AgentEvals: Robust Evaluation Tools for LLM Agent Trajectories

Introduction

Agentic applications grant Large Language Models (LLMs) the freedom to control their own flow to solve complex problems. While this approach is incredibly powerful, the inherent black-box nature of LLMs can make it challenging to understand how changes impact an agent's behavior downstream. This makes robust evaluation critically important.
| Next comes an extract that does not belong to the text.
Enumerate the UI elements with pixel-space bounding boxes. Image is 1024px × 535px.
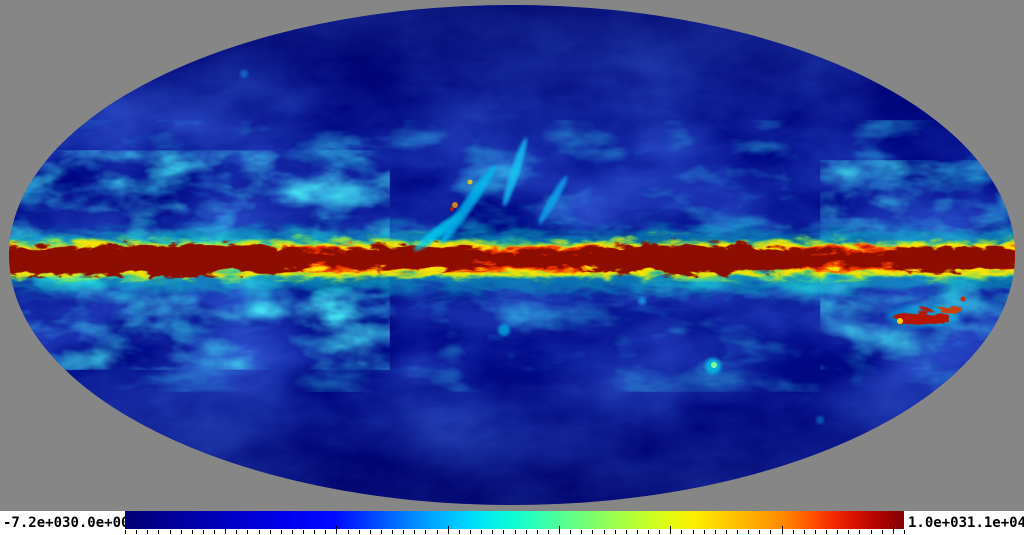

AgentEvals, developed by LangChain, offers a comprehensive suite of evaluators and utilities specifically designed for assessing the performance of your agents. Its primary focus is on agent trajectory, examining the intermediate steps an agent takes during its execution. This package serves as an excellent conceptual starting point for your agent's evaluation strategy. For more general evaluation tools, consider checking out its companion package, openevals.

Installation

Getting started with AgentEvals is straightforward. You can install it using pip for Python or npm for TypeScript:

Python

pip install agentevals

TypeScript

npm install agentevals @langchain/core

For LLM-as-judge evaluators, you will also need an LLM client. By default, agentevals uses LangChain chat model integrations and comes with langchain_openai pre-installed. Alternatively, you can install the OpenAI client directly:

Python

pip install openai

TypeScript

npm install openai

It is also beneficial to be familiar with evaluation concepts and LangSmith's pytest integration for running evaluations, which is documented here.

Examples

AgentEvals provides various evaluators, including trajectory match evaluators and LLM-as-judge evaluators. Here is a quick example demonstrating how to use an LLM-as-judge evaluator to assess the accuracy of an agent's trajectory.
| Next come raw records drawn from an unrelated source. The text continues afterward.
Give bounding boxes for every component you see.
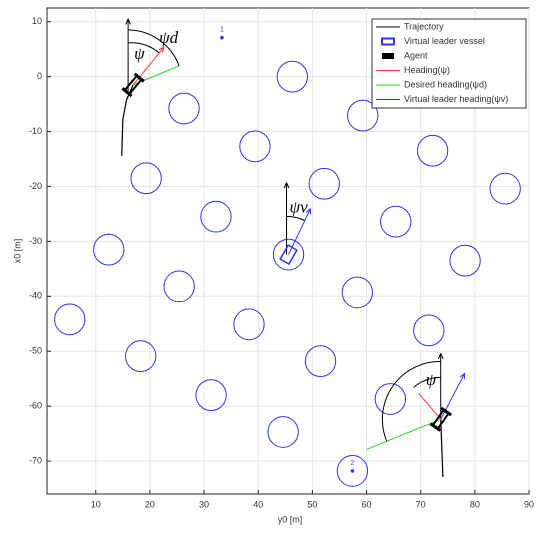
x-tick-label: 40	[253, 499, 263, 509]
obstacle	[380, 205, 412, 238]
agent	[121, 72, 145, 98]
obstacle	[239, 130, 271, 163]
angle-arc	[381, 360, 441, 442]
obstacle	[130, 162, 162, 195]
legend-label: Heading(ψ)	[404, 65, 450, 75]
angle-arc	[128, 42, 160, 54]
y-tick-label: -20	[29, 181, 42, 191]
annotation: ψd	[159, 28, 179, 47]
y-tick-label: 10	[32, 16, 42, 26]
x-axis-label: y0 [m]	[278, 514, 303, 524]
trajectory	[440, 419, 444, 477]
obstacle	[413, 314, 445, 347]
arrow-head	[158, 46, 165, 53]
legend-label: Desired heading(ψd)	[404, 79, 487, 89]
annotation: ψ	[426, 370, 437, 389]
legend-label: Virtual leader heading(ψv)	[404, 94, 508, 104]
legend-swatch	[382, 53, 394, 59]
y-tick-label: 0	[37, 71, 42, 81]
target-label: 1	[220, 26, 224, 33]
obstacle	[267, 416, 299, 448]
heading	[418, 392, 442, 420]
y-axis-label: x0 [m]	[12, 239, 22, 264]
y-tick-label: -10	[29, 126, 42, 136]
arrow-head	[125, 18, 131, 25]
x-tick-label: 10	[91, 499, 101, 509]
obstacle	[93, 233, 125, 266]
x-tick-label: 60	[362, 499, 372, 509]
x-tick-label: 30	[199, 499, 209, 509]
obstacle	[200, 200, 232, 233]
y-tick-label: -70	[29, 455, 42, 465]
leader-vessel	[279, 244, 298, 266]
legend-label: Agent	[404, 50, 428, 60]
obstacle	[336, 455, 369, 487]
obstacle	[163, 270, 195, 303]
desired-heading	[366, 418, 441, 450]
obstacle	[374, 383, 407, 415]
target	[220, 35, 224, 40]
arrow-head	[283, 182, 290, 189]
obstacle	[168, 92, 200, 125]
x-tick-label: 90	[524, 499, 534, 509]
agent	[429, 406, 452, 432]
arrow-head	[305, 208, 312, 215]
x-tick-label: 80	[470, 499, 480, 509]
arrow-head	[459, 372, 466, 380]
obstacle	[304, 345, 337, 377]
y-tick-label: -40	[29, 291, 42, 301]
obstacle	[195, 379, 227, 412]
agent-part	[133, 72, 145, 83]
angle-arc	[286, 216, 305, 222]
x-tick-label: 70	[416, 499, 426, 509]
target	[350, 469, 355, 473]
obstacle	[341, 276, 373, 309]
angle-arc	[413, 376, 441, 388]
agent-part	[121, 87, 133, 98]
x-tick-label: 20	[145, 499, 155, 509]
obstacle	[272, 238, 305, 271]
obstacle	[416, 134, 449, 167]
obstacle	[308, 167, 340, 200]
y-tick-label: -60	[29, 401, 42, 411]
x-tick-label: 50	[307, 499, 317, 509]
obstacle	[347, 99, 379, 132]
legend-box	[371, 18, 527, 109]
obstacle	[449, 244, 481, 277]
y-tick-label: -50	[29, 346, 42, 356]
obstacle	[489, 172, 521, 205]
annotation: ψ	[134, 44, 145, 63]
annotation: ψv	[290, 197, 309, 216]
obstacle	[125, 340, 157, 373]
target-label: 2	[350, 460, 354, 467]
angle-arc	[128, 29, 180, 67]
agent-part	[429, 422, 442, 432]
legend-label: Virtual leader vessel	[404, 36, 485, 46]
obstacle	[233, 308, 265, 341]
legend-label: Trajectory	[404, 21, 444, 31]
obstacle	[276, 60, 308, 93]
obstacle	[54, 303, 86, 336]
agent-part	[440, 406, 452, 417]
arrow-head	[437, 353, 444, 360]
legend-swatch	[381, 37, 395, 46]
y-tick-label: -30	[29, 236, 42, 246]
First, set your OpenAI API key as an environment variable:

export OPENAI_API_KEY="your_openai_api_key"

Then, you can run your first trajectory evaluator. Agent trajectories are represented as a list of OpenAI-style messages:

from agentevals.trajectory.llm import create_trajectory_llm_as_judge, TRAJECTORY_ACCURACY_PROMPT
import json

trajectory_evaluator = create_trajectory_llm_as_judge(
    prompt=TRAJECTORY_ACCURACY_PROMPT,
    model="openai:o3-mini",
)

# This is a fake trajectory, in reality you would run your agent to get a real trajectory
outputs = [
    {"role": "user", "content": "What is the weather in SF?"},
    {
        "role": "assistant",
        "content": "",
        "tool_calls": [
            {
                "function": {
                    "name": "get_weather",
                    "arguments": json.dumps({"city": "SF"}),
                }
            }
        ],
    },
    {"role": "tool", "content": "It's 80 degrees and sunny in SF."},
    {"role": "assistant", "content": "The weather in SF is 80 degrees and sunny."},
]

eval_result = trajectory_evaluator(
  outputs=outputs,
)

print(eval_result)

This will output a result similar to:


{
  'key': 'trajectory_accuracy',
  'reasoning': 'The trajectory accurately follows the user's request for weather information in SF. Initially, the assistant recognizes the goal (providing weather details), then it efficiently makes a tool call to get the weather, and finally it communicates the result clearly. All steps demonstrate logical progression and efficiency. Thus, the score should be: true.',
  'score': true
}

AgentEvals also offers various trajectory_match_mode options (strict, unordered, subset, superset) and tool_args_match_modes for fine-grained control over how trajectories are compared against references. Additionally, it includes Graph Trajectory evaluators, designed for frameworks like LangGraph, which allow evaluation based on nodes visited rather than just messages.

Why Use AgentEvals

Evaluating LLM agents is crucial for developing reliable and high-performing AI applications. AgentEvals provides a structured approach to this challenge:

Understand Agent Behavior: By focusing on trajectories, you gain insight into the decision-making process and intermediate steps of your agents.
Ensure Reliability: Implement automated checks to verify that agents consistently perform as expected, reducing unexpected behaviors.
Facilitate Debugging: Pinpoint exactly where an agent's trajectory deviates from the desired path, making debugging more efficient.
Improve Performance: Use evaluation results to iterate on agent design, leading to more efficient and accurate agentic applications.
LangSmith Integration: Seamlessly integrate with LangSmith for experiment tracking, detailed tracing, and comprehensive evaluation reporting over time.